The National Cancer Institute’s National Clinical Trial network is currently enrolling patients in the EA1131clinical trial led by ECOG-ACRIN titled “Platinum Based Chemotherapy or Capecitabine in Treating Patients With Residual Triple-Negative Basal-Like Breast Cancer Following Neoadjuvant Chemotherapy” (https://clinicaltrials.gov/ct2/results?term=EA1131&Search=Search). This trial is designed to test the value of platinum therapy in the basaloid subset of TNBC and to develop a predictive molecular profile for platinum chemotherapy. It is likely that some patients are inherently chemoresistent, and no additional chemotherapy would be of benefit. Patients eligible for this trial include those with stage II or III TNBC with 1 cm of greater residual disease after taxane-based therapy with or without an anthracycline. (Neoadjuvant platinum based therapy is not allowed). Patients will be randomized to either a platinum based therapy (physician’s choice of cisplatin 75 mg/m2 day 1 every 3 weeks × 4 cycles or carboplatin AUC 6 day 1 every 3 weeks × 4 cycles) or capecitabine (1000 mg/m2 twice daily day 1–14 every 3 weeks × 6 cycles).

Conclusions

So what can we conclude from this analysis and what are the implications for patients?

In the clinic, recommending that physicians consider neoadjuvant anthracycline and taxane-based chemotherapy for patients with stage 2 and 3 TNBC is appropriate. If, at the time of surgery, the patient has obtained pathologic CR, the prognosis is excellent and no additional therapy may be considered. In patients with residual disease in the breast or lymph nodes after neoadjuvant chemotherapy, survival may be improved with additional chemotherapy. Offering a course of adjuvant capecitabine or enrolling the patient in a clinical trial are appropriate therapeutic options. The patient should be informed about both the increased survival observed in the CREATEx trial and the expected toxicities from capecitabine chemotherapy. Although the most dramatic results were seen in the subset of patients with TNBC, one needs to interpret subset analysis with caution. It is appropriate to discuss the addition of capecitabine to patients who would have met the eligibility criteria of CREATE-X. Whether or not adjuvant capecitabine represent a new standard of care for patients with residual disease after neoadjuvant chemotherapy is somewhat controversial. Not all experts agree that a single trial providing level 1 evidence is sufficient, especially if the ethnicities of the tested populations differ. Once the data are published in a peer-reviewed publication, this issue will be readdressed. However, some physicians, myself included, have reviewed the available data and have elected to incorporate this into practice.
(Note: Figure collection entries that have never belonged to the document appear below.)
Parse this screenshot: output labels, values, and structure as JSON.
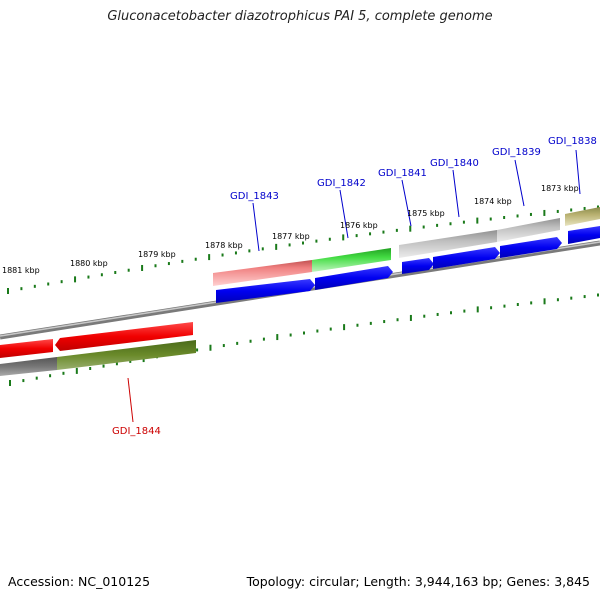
{
  "title": "Gluconacetobacter diazotrophicus PAI 5, complete genome",
  "footer": {
    "accession": "Accession: NC_010125",
    "summary": "Topology: circular; Length: 3,944,163 bp; Genes: 3,845"
  },
  "ticks": [
    "1873 kbp",
    "1874 kbp",
    "1875 kbp",
    "1876 kbp",
    "1877 kbp",
    "1878 kbp",
    "1879 kbp",
    "1880 kbp",
    "1881 kbp"
  ],
  "gene_labels": [
    "GDI_1838",
    "GDI_1839",
    "GDI_1840",
    "GDI_1841",
    "GDI_1842",
    "GDI_1843",
    "GDI_1844"
  ],
  "colors": {
    "forward_label": "#0000cc",
    "reverse_label": "#cc0000",
    "cds_forward": "#0000ee",
    "cds_reverse": "#ee0000",
    "tick": "#1a7a1a",
    "backbone": "#888888"
  }
}
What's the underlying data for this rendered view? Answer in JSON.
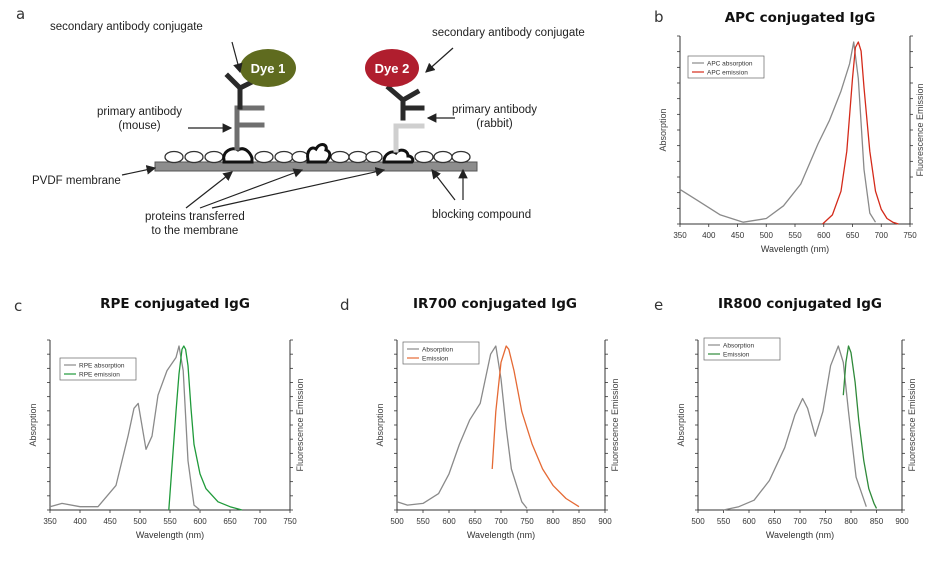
{
  "panel_letters": {
    "a": "a",
    "b": "b",
    "c": "c",
    "d": "d",
    "e": "e"
  },
  "diagram": {
    "dye1": "Dye 1",
    "dye2": "Dye 2",
    "secondary_left": "secondary antibody conjugate",
    "secondary_right": "secondary antibody conjugate",
    "primary_mouse_1": "primary antibody",
    "primary_mouse_2": "(mouse)",
    "primary_rabbit_1": "primary antibody",
    "primary_rabbit_2": "(rabbit)",
    "membrane": "PVDF membrane",
    "proteins_1": "proteins transferred",
    "proteins_2": "to the membrane",
    "blocking": "blocking compound",
    "colors": {
      "dye1": "#5f6b1f",
      "dye2": "#b01e2e"
    }
  },
  "charts": [
    {
      "id": "b",
      "title": "APC conjugated IgG",
      "xlabel": "Wavelength (nm)",
      "ylabel_left": "Absorption",
      "ylabel_right": "Fluorescence Emission",
      "xticks": [
        350,
        400,
        450,
        500,
        550,
        600,
        650,
        700,
        750
      ],
      "legend": [
        "APC absorption",
        "APC emission"
      ],
      "legend_position": "top-left"
    },
    {
      "id": "c",
      "title": "RPE conjugated IgG",
      "xlabel": "Wavelength (nm)",
      "ylabel_left": "Absorption",
      "ylabel_right": "Fluorescence Emission",
      "xticks": [
        350,
        400,
        450,
        500,
        550,
        600,
        650,
        700,
        750
      ],
      "legend": [
        "RPE absorption",
        "RPE emission"
      ],
      "legend_position": "top-left"
    },
    {
      "id": "d",
      "title": "IR700 conjugated IgG",
      "xlabel": "Wavelength (nm)",
      "ylabel_left": "Absorption",
      "ylabel_right": "Fluorescence Emission",
      "xticks": [
        500,
        550,
        600,
        650,
        700,
        750,
        800,
        850,
        900
      ],
      "legend": [
        "Absorption",
        "Emission"
      ],
      "legend_position": "top-left"
    },
    {
      "id": "e",
      "title": "IR800 conjugated IgG",
      "xlabel": "Wavelength (nm)",
      "ylabel_left": "Absorption",
      "ylabel_right": "Fluorescence Emission",
      "xticks": [
        500,
        550,
        600,
        650,
        700,
        750,
        800,
        850,
        900
      ],
      "legend": [
        "Absorption",
        "Emission"
      ],
      "legend_position": "top-left"
    }
  ],
  "chart_data": [
    {
      "type": "line",
      "title": "APC conjugated IgG",
      "xlabel": "Wavelength (nm)",
      "ylabel": "Absorption",
      "ylabel_right": "Fluorescence Emission",
      "xlim": [
        350,
        750
      ],
      "ylim": [
        0,
        1
      ],
      "series": [
        {
          "name": "APC absorption",
          "color": "#8a8a8a",
          "x": [
            350,
            380,
            420,
            460,
            500,
            530,
            560,
            590,
            610,
            630,
            645,
            652,
            660,
            670,
            680,
            690
          ],
          "y": [
            0.19,
            0.13,
            0.05,
            0.01,
            0.03,
            0.1,
            0.22,
            0.44,
            0.57,
            0.73,
            0.88,
            1.0,
            0.8,
            0.3,
            0.06,
            0.01
          ]
        },
        {
          "name": "APC emission",
          "color": "#d42a1a",
          "x": [
            598,
            615,
            630,
            640,
            650,
            655,
            660,
            665,
            670,
            680,
            690,
            700,
            710,
            720,
            730
          ],
          "y": [
            0.0,
            0.05,
            0.18,
            0.4,
            0.8,
            0.97,
            1.0,
            0.95,
            0.75,
            0.4,
            0.18,
            0.08,
            0.03,
            0.01,
            0.0
          ]
        }
      ]
    },
    {
      "type": "line",
      "title": "RPE conjugated IgG",
      "xlabel": "Wavelength (nm)",
      "ylabel": "Absorption",
      "ylabel_right": "Fluorescence Emission",
      "xlim": [
        350,
        750
      ],
      "ylim": [
        0,
        1
      ],
      "series": [
        {
          "name": "RPE absorption",
          "color": "#8a8a8a",
          "x": [
            350,
            370,
            400,
            430,
            460,
            480,
            490,
            497,
            510,
            520,
            530,
            545,
            560,
            565,
            572,
            580,
            590,
            600
          ],
          "y": [
            0.02,
            0.04,
            0.02,
            0.02,
            0.15,
            0.45,
            0.62,
            0.65,
            0.37,
            0.45,
            0.7,
            0.85,
            0.93,
            1.0,
            0.85,
            0.3,
            0.03,
            0.0
          ]
        },
        {
          "name": "RPE emission",
          "color": "#1f9a3a",
          "x": [
            548,
            555,
            560,
            565,
            570,
            573,
            576,
            580,
            585,
            590,
            600,
            610,
            630,
            650,
            670
          ],
          "y": [
            0.0,
            0.35,
            0.6,
            0.83,
            0.98,
            1.0,
            0.98,
            0.88,
            0.62,
            0.4,
            0.22,
            0.13,
            0.05,
            0.02,
            0.0
          ]
        }
      ]
    },
    {
      "type": "line",
      "title": "IR700 conjugated IgG",
      "xlabel": "Wavelength (nm)",
      "ylabel": "Absorption",
      "ylabel_right": "Fluorescence Emission",
      "xlim": [
        500,
        900
      ],
      "ylim": [
        0,
        1
      ],
      "series": [
        {
          "name": "Absorption",
          "color": "#8a8a8a",
          "x": [
            500,
            520,
            550,
            580,
            600,
            620,
            640,
            660,
            680,
            690,
            700,
            710,
            720,
            740,
            750
          ],
          "y": [
            0.05,
            0.03,
            0.04,
            0.1,
            0.22,
            0.4,
            0.55,
            0.65,
            0.95,
            1.0,
            0.8,
            0.5,
            0.25,
            0.05,
            0.01
          ]
        },
        {
          "name": "Emission",
          "color": "#e56a35",
          "x": [
            683,
            690,
            700,
            710,
            715,
            725,
            740,
            760,
            780,
            800,
            825,
            850
          ],
          "y": [
            0.25,
            0.6,
            0.9,
            1.0,
            0.98,
            0.85,
            0.6,
            0.4,
            0.25,
            0.15,
            0.07,
            0.02
          ]
        }
      ]
    },
    {
      "type": "line",
      "title": "IR800 conjugated IgG",
      "xlabel": "Wavelength (nm)",
      "ylabel": "Absorption",
      "ylabel_right": "Fluorescence Emission",
      "xlim": [
        500,
        900
      ],
      "ylim": [
        0,
        1
      ],
      "series": [
        {
          "name": "Absorption",
          "color": "#8a8a8a",
          "x": [
            550,
            580,
            610,
            640,
            670,
            690,
            705,
            715,
            730,
            745,
            760,
            775,
            785,
            795,
            810,
            830
          ],
          "y": [
            0.0,
            0.02,
            0.06,
            0.18,
            0.38,
            0.58,
            0.68,
            0.62,
            0.45,
            0.6,
            0.88,
            1.0,
            0.9,
            0.6,
            0.2,
            0.02
          ]
        },
        {
          "name": "Emission",
          "color": "#2f8a3a",
          "x": [
            785,
            790,
            795,
            800,
            808,
            815,
            825,
            835,
            845,
            850
          ],
          "y": [
            0.7,
            0.9,
            1.0,
            0.96,
            0.78,
            0.55,
            0.3,
            0.13,
            0.04,
            0.01
          ]
        }
      ]
    }
  ]
}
It is important to note the recommended dose of capecitabine for treatment of metastatic dose HER-2-negative breast cancer (2500 mg/m2/day in divided doses for 14 days) dose is associated with significant toxicity in non-Asian populations and a 25% dose reduction is commonly used in the U.S. These toxicities are likely explained by the pharmacogenetic differences between Asian and non-Asians, which results in higher blood levels obtained at lower oral doses in non-Asians. Therefore, it is reasonable to start at a more conventional oral dose of capecitabine (2000 mg/m2/day) in divided dose and adjust based on toxicity.

On a clinical research level, the oncologic community needs to focus on identification of the specific subset of patients likely to benefit from a given intervention. This raises an entire series of considerations (companion diagnostic tests, smaller samples sizes, fewer patients in a given subset, less incentive for drug development in rarer sub-populations) that make clinical trial designs more complex. However, this is both the challenge and the promise of precision medicine.